Le prestige

« Mon coeur et ma tête se vident… »

L’idée même du scénario, appuyé sur un roman d’un certain Christopher Priest, qui a, paraît-il, une certaine notoriété dans le monde de la littérature bizarre. L’idée même, donc, met en présence et en haine inaltérable deux prestidigitateurs de la fin du 19ème siècle qui se disputent la prééminence d’un spectacle qui a les grandes faveurs du public britannique. Dans des salles de spectacle bondées et peuplées d’amateurs attentifs, admiratifs de l’ingéniosité des magiciens ; et, en même temps, attentifs aux moindres détails qui leur permettraient de déceler les trucs et manipulations expertes. Ma foi, pourquoi pas ? la plupart des numéros de cirques et de cabarets sont d’un mortel ennui, mais ceux-là parviennent quelquefois à enchanter petits et grands enfants.

Donc les jeunes artistes Robert Angier (Hugh Jackman) et Alfred Borden (Christian Bale) rivalisent de talent et d’ambition jusqu’à ce que, malencontreusement, à la fois par imprudence et par goût de la performance, Angier fasse mourir accidentellement Julia (Piper Perabo), la femme chérie de Borden, noyée les mains liées dans une cuve d’eau dont elle n’a pu se libérer, Angier ayant testé sur elle (et avec son accord implicite) un nœud particulièrement complexe.On peut comprendre assez que, dès lors, Borden poursuive son rival d’une haine inexpiable, d’autant qu’Angier a, de son côté, trouvé l’amour avec Sarah (Rebecca.
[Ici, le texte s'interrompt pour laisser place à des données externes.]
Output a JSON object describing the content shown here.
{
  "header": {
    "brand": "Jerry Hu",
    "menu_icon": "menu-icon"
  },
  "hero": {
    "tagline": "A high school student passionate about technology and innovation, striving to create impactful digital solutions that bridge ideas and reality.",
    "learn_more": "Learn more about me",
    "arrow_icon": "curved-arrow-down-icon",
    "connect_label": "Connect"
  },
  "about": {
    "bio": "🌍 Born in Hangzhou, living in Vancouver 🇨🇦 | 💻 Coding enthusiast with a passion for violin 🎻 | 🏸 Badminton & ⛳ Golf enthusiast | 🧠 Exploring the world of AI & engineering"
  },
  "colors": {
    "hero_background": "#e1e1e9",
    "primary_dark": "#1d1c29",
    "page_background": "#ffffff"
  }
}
Hall), qui va lui donner une charmante petite fille.

L’action se déroule sur un petit nombre d’années, cinq ou six peut-être mais paraît interminable, tant elle est construite de manière sophistiquée et tant elle est ponctuée par des flashbacks, des ellipses, des révélations qui surviennent en faisant progresser peu à peu la compréhension du spectateur.

Certes le procédé emberlificoté est sans doute aussi vieux que le cinéma, mais je n’ai pas trop souvenir de l’avoir vu employé de façon aussi systématique. Et puis ce n’est sans doute pas le plus intéressant, sauf lorsqu’il se limite à une ou deux séquences éclairantes. Ou alors qu’il est mené avec une grande maestria, que ne possède évidemment pas Christopher Nolan. Il est nécessaire en effet qu’interviennent exactement à point nommé les images, les révélations, les propos qui éclairent, qui illuminent en un instant les interrogations, les mystères, les contradictions, les incohérences, les zones sombres.
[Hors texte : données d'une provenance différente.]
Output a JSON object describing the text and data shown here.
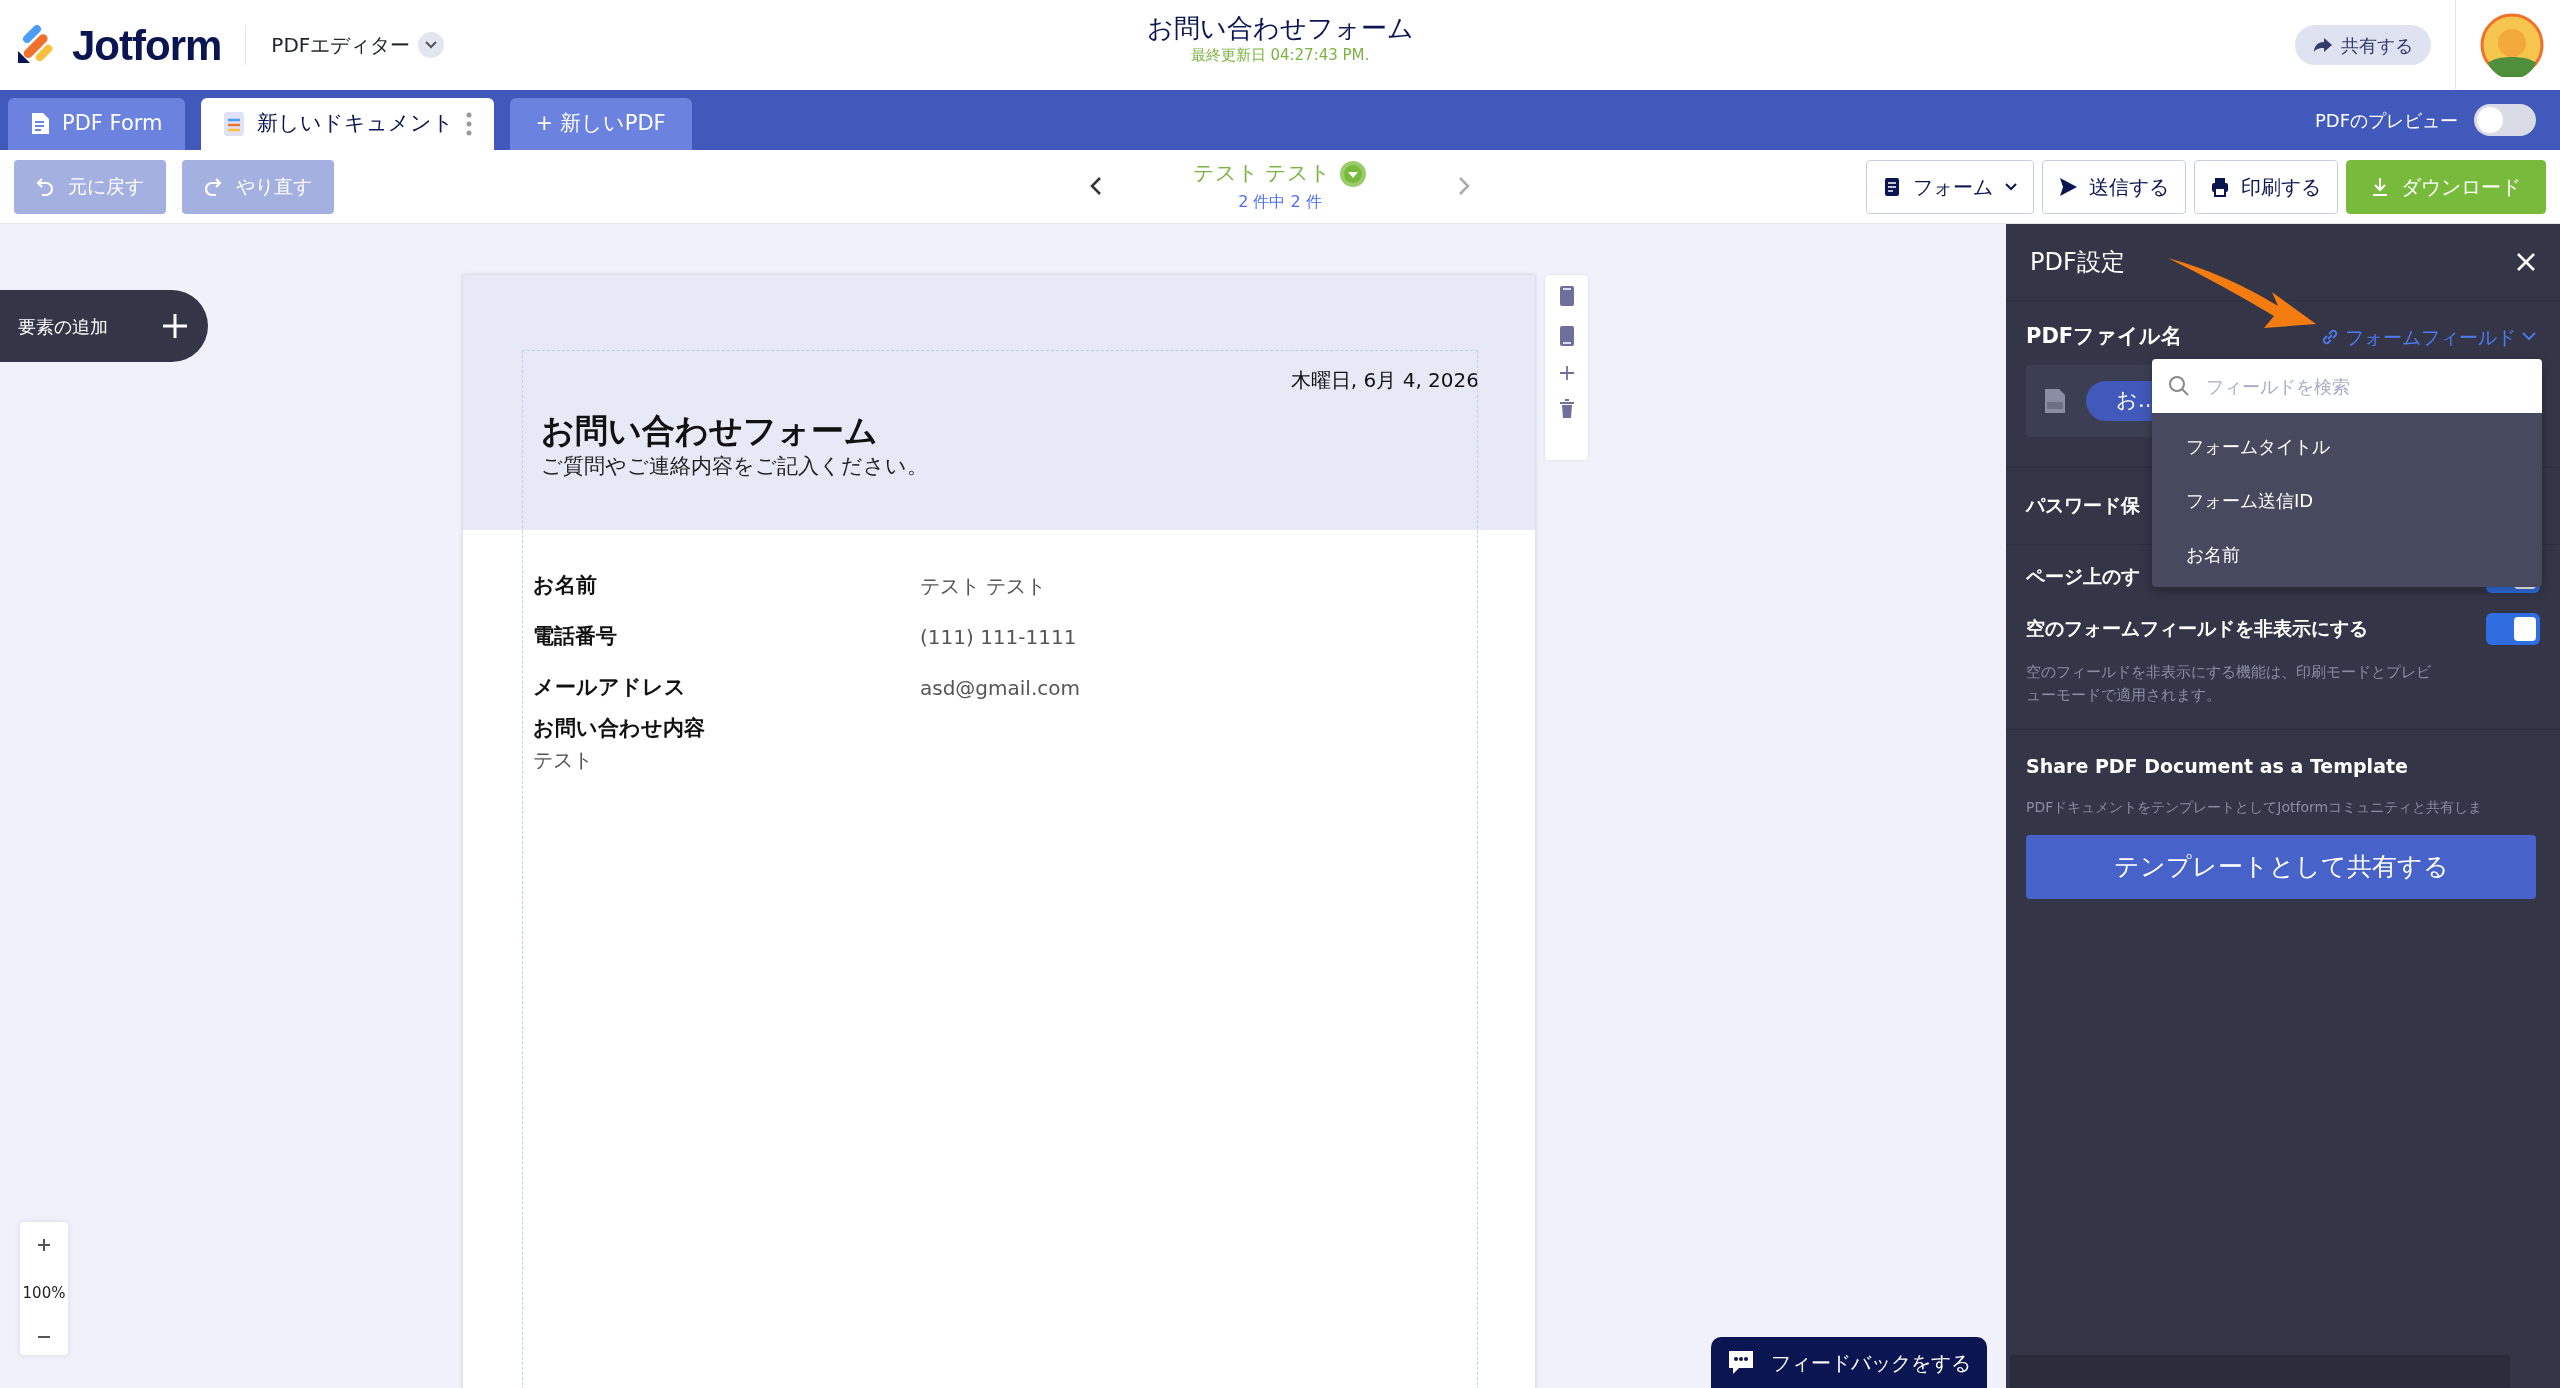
{
  "header": {
    "logo": "Jotform",
    "product": "PDFエディター",
    "title": "お問い合わせフォーム",
    "last_saved": "最終更新日 04:27:43 PM.",
    "share_button": "共有する"
  },
  "tabs": [
    {
      "label": "PDF Form",
      "kind": "form",
      "selected": false
    },
    {
      "label": "新しいドキュメント",
      "kind": "document",
      "selected": true
    },
    {
      "label": "+ 新しいPDF",
      "kind": "add",
      "selected": false
    }
  ],
  "preview": {
    "label": "PDFのプレビュー",
    "on": false
  },
  "toolbar": {
    "undo": {
      "label": "元に戻す",
      "disabled": true
    },
    "redo": {
      "label": "やり直す",
      "disabled": true
    },
    "submission": {
      "name": "テスト テスト",
      "counter": "2 件中 2 件"
    },
    "buttons": [
      {
        "label": "フォーム",
        "kind": "dropdown"
      },
      {
        "label": "送信する",
        "kind": "send"
      },
      {
        "label": "印刷する",
        "kind": "print"
      },
      {
        "label": "ダウンロード",
        "kind": "download"
      }
    ]
  },
  "add_element": "要素の追加",
  "zoom": "100%",
  "document": {
    "date": "木曜日, 6月 4, 2026",
    "title": "お問い合わせフォーム",
    "subtitle": "ご質問やご連絡内容をご記入ください。",
    "fields": [
      {
        "label": "お名前",
        "value": "テスト テスト",
        "kind": "inline"
      },
      {
        "label": "電話番号",
        "value": "(111) 111-1111",
        "kind": "inline"
      },
      {
        "label": "メールアドレス",
        "value": "asd@gmail.com",
        "kind": "inline"
      },
      {
        "label": "お問い合わせ内容",
        "value": "テスト",
        "kind": "stacked"
      }
    ]
  },
  "feedback": "フィードバックをする",
  "settings_panel": {
    "title": "PDF設定",
    "file_name_label": "PDFファイル名",
    "field_link": "フォームフィールド",
    "file_name_chip": "お..",
    "settings": [
      {
        "label": "パスワード保",
        "kind": "row"
      },
      {
        "label": "ページ上のす",
        "kind": "toggle",
        "on": true
      },
      {
        "label": "空のフォームフィールドを非表示にする",
        "kind": "toggle",
        "on": true,
        "note": "空のフィールドを非表示にする機能は、印刷モードとプレビューモードで適用されます。"
      }
    ],
    "share": {
      "title": "Share PDF Document as a Template",
      "description": "PDFドキュメントをテンプレートとしてJotformコミュニティと共有しま",
      "button": "テンプレートとして共有する"
    },
    "dropdown": {
      "placeholder": "フィールドを検索",
      "items": [
        "フォームタイトル",
        "フォーム送信ID",
        "お名前"
      ]
    }
  }
}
Le prestige, sous une apparence presque simpliste – la rivalité entre deux magiciens et la haine qu’ils se portent – est un récit d’une telle complication maniaque que, même en suivant attentivement les péripéties, on s’ennuie ferme. C’est répétitif et chichiteux.
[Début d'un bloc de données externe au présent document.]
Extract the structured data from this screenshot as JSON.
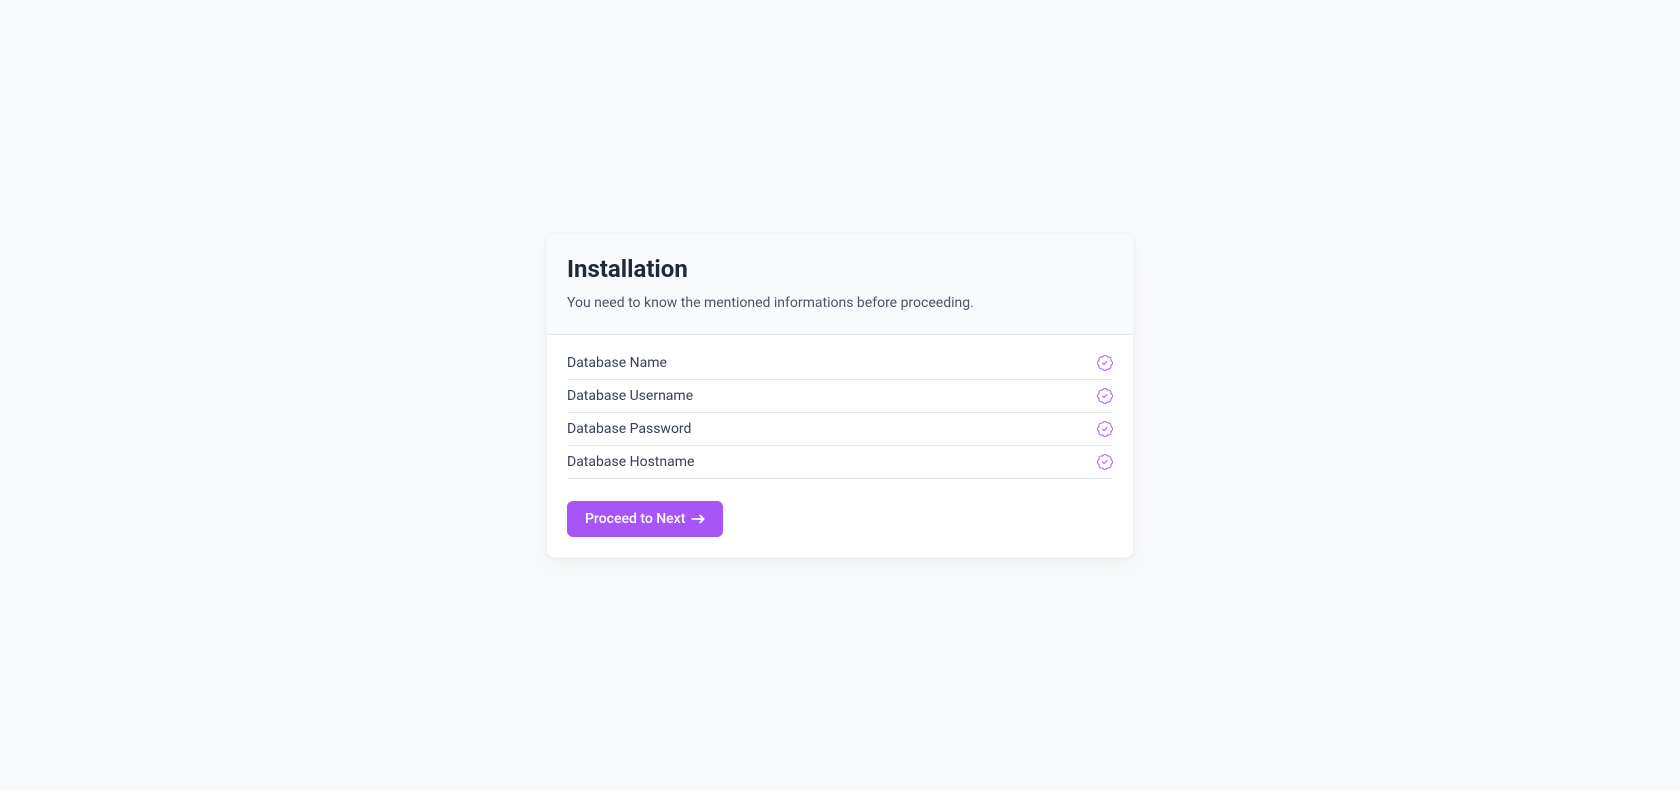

Donnons un point positif à la reconstitution du décor londonien victorien – le réalisateur n’a vraiment pas manqué de moyens – et à la belle qualité de l’interprétation : les deux acteurs principaux, Hugh Jackman et Christian Bale, mais aussi, dans un rôle secondaire, Michael Caine. Et naturellement Rebecca Hall et surtout Scarlett Johansson, dans le rôle d’Olivia Wenscombe, maîtresse à la fois de Borden et d’Anglet, à la complexité bien plus élaborée. D’autant que – je ne révèle pas le twist final, c’est encore plus torturé que ça.